IMixedRealityTouchHandler

This requires you to implement

  • OnTouchStarted
  • OnTouchCompleted
  • OnTouchUpdated

But there is a twist to that. As we will soon see.

Show-off

To show off how it all works, I have created a little demo project. You can run it either in the emulator or the Unity editor (or a HoloLens 2, if you are in the HoloLens team and part some very few selected parties – I am unfortunately neither).

I have created a little script CodedInteractionResponder that shows off how this works. This script implements all the three interfaces I just wrote about. If you open the demo project in Unity show itself like this. All three cubes have the script attached to them.

The text above the cubes will show how much times a cube has been either focused, touched or clicked. I you press play and then the space bar, the right hand will appear (or use ctrl for the left hand). Moving the hand can be done by using the mouse – if you move the hand ray over the cubes it will trigger a focus event, if you tap the left mouse button you will trigger a tap, and if you move the hand towards the cube (using the WASD keys) it will trigger a touch event.

That is to say – you would expect that. But that is not always the case

What happens is this:

  • You can click or focus the green cube, but you cannot touch it. Nothing happens if you try.
  • You can click, focus or touch the red cube, but if you touch it, the number of times it’s clicked is increasing. Not the number of touches.
  • Only the blue cube works as expected.

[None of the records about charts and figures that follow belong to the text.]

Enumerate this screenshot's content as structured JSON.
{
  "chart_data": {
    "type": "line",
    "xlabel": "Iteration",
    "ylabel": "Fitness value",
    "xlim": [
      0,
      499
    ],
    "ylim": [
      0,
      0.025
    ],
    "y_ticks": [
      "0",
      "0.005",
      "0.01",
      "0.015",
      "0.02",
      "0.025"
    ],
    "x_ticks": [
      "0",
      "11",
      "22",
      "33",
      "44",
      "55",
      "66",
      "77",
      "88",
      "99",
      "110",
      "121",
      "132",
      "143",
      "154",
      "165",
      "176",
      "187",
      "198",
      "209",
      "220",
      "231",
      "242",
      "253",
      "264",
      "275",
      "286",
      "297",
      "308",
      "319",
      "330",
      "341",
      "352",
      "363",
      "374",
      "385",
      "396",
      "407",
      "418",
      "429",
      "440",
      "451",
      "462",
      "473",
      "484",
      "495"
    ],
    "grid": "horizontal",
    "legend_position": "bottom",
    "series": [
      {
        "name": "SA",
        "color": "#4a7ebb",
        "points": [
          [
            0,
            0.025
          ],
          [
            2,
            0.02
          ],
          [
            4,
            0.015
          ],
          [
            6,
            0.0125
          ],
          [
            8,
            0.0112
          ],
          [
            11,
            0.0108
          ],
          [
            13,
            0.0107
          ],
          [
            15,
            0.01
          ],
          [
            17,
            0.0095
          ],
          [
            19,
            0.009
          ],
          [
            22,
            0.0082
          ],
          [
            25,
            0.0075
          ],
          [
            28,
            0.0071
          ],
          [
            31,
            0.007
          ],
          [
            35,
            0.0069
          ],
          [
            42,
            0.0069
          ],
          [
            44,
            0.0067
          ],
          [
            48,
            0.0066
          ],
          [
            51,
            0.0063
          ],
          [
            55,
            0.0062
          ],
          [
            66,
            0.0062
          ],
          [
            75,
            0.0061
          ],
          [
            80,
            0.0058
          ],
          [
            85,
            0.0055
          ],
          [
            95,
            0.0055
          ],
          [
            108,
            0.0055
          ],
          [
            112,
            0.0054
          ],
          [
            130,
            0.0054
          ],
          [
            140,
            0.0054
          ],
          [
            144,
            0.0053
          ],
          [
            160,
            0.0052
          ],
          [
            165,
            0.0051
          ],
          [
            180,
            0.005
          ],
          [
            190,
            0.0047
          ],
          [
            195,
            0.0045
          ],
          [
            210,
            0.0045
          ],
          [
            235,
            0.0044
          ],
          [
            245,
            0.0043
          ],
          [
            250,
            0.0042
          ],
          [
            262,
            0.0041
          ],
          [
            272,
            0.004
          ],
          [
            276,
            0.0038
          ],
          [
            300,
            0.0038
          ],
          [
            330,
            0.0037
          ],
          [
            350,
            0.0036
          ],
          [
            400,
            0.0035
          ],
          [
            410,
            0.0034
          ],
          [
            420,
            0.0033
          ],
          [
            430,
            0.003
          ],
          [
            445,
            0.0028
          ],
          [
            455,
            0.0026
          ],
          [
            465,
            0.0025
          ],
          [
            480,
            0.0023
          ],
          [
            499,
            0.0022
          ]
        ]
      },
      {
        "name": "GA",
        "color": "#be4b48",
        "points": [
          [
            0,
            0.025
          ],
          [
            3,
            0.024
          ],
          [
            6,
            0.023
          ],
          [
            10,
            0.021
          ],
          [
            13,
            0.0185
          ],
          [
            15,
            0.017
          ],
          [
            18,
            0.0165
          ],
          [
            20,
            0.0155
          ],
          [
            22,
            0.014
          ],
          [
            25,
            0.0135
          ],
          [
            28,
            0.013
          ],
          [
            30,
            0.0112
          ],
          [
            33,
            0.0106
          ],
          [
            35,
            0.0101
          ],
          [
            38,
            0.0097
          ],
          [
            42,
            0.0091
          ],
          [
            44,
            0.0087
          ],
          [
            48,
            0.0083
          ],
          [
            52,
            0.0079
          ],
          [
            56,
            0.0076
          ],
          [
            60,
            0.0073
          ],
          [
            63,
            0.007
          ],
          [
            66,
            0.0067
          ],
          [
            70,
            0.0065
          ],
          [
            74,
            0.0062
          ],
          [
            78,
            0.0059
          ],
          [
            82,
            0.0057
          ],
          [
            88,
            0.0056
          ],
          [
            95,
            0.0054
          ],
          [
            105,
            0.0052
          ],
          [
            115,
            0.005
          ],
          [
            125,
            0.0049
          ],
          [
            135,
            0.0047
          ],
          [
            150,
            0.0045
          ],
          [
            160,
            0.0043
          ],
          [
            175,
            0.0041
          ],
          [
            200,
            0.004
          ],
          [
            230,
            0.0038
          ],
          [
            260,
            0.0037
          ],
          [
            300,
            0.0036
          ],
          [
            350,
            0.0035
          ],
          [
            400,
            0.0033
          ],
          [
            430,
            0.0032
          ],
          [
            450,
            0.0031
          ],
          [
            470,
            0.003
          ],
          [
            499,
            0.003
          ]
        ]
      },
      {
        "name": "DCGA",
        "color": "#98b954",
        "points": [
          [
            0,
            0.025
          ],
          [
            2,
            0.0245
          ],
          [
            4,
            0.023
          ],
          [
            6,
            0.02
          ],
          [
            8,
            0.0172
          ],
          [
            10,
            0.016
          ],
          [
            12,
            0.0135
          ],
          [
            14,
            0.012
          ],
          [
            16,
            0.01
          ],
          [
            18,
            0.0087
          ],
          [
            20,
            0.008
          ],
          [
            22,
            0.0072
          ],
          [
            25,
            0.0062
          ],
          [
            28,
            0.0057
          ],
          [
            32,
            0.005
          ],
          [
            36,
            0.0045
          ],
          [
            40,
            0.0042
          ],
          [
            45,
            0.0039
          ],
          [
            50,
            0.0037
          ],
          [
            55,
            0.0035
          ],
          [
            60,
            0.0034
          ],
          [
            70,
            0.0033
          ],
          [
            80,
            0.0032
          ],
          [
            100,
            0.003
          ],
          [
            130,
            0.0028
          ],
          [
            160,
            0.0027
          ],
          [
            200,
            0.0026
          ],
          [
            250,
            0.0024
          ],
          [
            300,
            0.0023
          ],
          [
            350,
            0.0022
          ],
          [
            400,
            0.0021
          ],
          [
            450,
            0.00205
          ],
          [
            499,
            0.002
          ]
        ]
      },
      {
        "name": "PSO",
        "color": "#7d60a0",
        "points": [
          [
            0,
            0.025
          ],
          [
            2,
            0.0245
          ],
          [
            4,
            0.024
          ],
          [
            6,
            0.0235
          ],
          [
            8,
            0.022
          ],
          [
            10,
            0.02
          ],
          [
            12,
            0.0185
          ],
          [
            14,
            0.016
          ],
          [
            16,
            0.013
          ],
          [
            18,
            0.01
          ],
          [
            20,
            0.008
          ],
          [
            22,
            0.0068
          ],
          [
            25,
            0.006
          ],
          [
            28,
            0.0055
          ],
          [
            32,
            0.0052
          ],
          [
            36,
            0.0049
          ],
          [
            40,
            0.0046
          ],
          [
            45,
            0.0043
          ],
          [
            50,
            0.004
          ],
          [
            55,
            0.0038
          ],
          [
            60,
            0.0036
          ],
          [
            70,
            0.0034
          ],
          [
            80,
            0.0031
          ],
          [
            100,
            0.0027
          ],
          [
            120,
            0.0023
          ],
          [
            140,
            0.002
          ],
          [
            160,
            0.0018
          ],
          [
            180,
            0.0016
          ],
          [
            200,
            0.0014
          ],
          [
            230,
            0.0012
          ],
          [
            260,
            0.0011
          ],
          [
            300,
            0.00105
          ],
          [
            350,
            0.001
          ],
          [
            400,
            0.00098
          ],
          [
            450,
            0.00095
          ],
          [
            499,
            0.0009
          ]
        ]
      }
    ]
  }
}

Yet they all have the CodedInteractionResponder. How does this compute?

NearInteractionTouchable

The best way to explain this, is an image showing the bottom half of all the three cubes

The green cube misses the NearInteractionTouchable. This script is necessary to have touch events being fired at all. So unlike IMixedRealityPointerHandler and IMixedRealityFocusHandler, where a mere implementation of the interface will trigger an event, a touch event – that is, methods in IMixedRealityTouchHandler being called – requires the addition of a NearInteractionTouchable script.

And NearInteractionTouchable has another trick up it’s sleeve. Suppose you have a button – whether it’s (air) tapped or actually touched/pressed, you want to activate the same code. If you change “Events to Receive” from it’s default “Touch” to “Pointer” (as I did with the red cube) touching the cube will actually trigger a pointer event. This saves you a few lines of code. So basically NearInteractionTouchable can act as a kind of event router. And this is why the red cube never shows a touch event – but a click event instead.

Be aware NearInteractionTouchable needs a collider to work on. This collider needs to be on the same object the script is on. So if you make an empty game object as a hat stand for a a bunch of smaller game objects, make sure to manually add a collider that envelops all game objects, otherwise the ‘touch’ won’t seem to work.

What, no code?

Yes, there is code, but it’s pretty straightforward and if you want to have a look at CodeInteractionResponder, have a look in GitHub. It’s actually so simple I felt it a little bit overdone to verbatim repeat parts in this blog post itself.